DBMSs may attempt to commit updates: make the pending changes permanent. If the commit is unsuccessful, the DBMSs can rollback (also called abort) and restore from a savepoint (clean snapshot of the database tables).

A database journal is a log of all database transactions. Should a database become corrupted, the database can be reverted to a backup copy, and then subsequent transactions can be “replayed” from the journal, restoring database integrity.

Database Replication and Shadowing

Databases may be highly available (HA), replicated with multiple servers containing multiple copies of tables. Integrity is the primary concern with replicated databases: if a record is updated in one table, it must be simultaneously updated in all tables. Also, what happens if two processes attempt to update the same tuple simultaneously on two different servers? They both cannot be successful; this would violate the integrity of the tuple.

Database replication mirrors a live database, allowing simultaneous reads and writes to multiple replicated databases by clients. Replicated databases pose additional integrity challenges. A two-phase (or multiphase) commit can be used to assure integrity: before committing, the DBMS requests a vote. If the DBMSs on each server agree to commit, the changes are made permanent. If any DBMSs disagree, the vote fails, and the changes are not committed (not made permanent).

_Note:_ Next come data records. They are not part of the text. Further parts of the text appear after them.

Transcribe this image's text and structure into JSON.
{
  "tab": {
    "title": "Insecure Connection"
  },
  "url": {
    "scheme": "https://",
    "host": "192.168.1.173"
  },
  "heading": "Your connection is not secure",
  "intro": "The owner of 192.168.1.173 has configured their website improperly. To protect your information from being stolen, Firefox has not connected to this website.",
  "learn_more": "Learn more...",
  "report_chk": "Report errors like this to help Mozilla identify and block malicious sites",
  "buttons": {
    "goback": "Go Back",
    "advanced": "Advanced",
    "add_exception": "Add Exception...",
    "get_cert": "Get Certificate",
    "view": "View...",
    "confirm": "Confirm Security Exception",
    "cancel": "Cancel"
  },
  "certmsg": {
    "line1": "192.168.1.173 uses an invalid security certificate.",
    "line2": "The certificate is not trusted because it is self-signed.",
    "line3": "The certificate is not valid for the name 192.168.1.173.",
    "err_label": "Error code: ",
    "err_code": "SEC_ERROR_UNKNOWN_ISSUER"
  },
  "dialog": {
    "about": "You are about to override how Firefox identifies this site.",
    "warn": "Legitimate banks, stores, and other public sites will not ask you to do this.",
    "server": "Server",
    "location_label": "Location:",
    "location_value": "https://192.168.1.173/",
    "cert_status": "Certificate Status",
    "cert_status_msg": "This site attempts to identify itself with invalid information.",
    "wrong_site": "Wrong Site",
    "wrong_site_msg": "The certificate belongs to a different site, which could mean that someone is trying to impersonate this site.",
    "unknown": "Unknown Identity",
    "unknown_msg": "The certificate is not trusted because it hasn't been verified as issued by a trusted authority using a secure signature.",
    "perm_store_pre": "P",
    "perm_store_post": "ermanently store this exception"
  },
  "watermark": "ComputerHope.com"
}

A shadow database is similar to a replicated database, with one key difference: a shadow database mirrors all changes made to a primary database, but clients do not access the shadow. Unlike replicated databases, the shadow database is one-way (data flows from primary to shadow): it serves as a live data backup of the primary.

Data Warehousing and Data Mining

As the name implies, a data warehouse is a large collection of data. Modern data warehouses may store many terabytes (1000 gigabytes) or even petabytes (1000 terabytes) of data. This requires large scalable storage solutions.

The storage must be high performance, and allow analysis and searches of the data.

Once data is collected in a warehouse, data mining is used to search for patterns. Commonly sought patterns include signs of fraud. Credit card companies manage some of the world’s largest data warehouses, tracking billions of transactions per year. Fraudulent transactions are a primary concern of credit card companies that lead to millions of dollars in lost revenue. No human could possibly monitor all of those transactions, so the credit card companies use data mining to separate the signal from noise. A common data mining fraud rule monitors multiple purchases on one card in different states or countries in a short period of time. A violation record can be produced when this occurs, leading to suspension of the card or a phone call to the card owner’s home.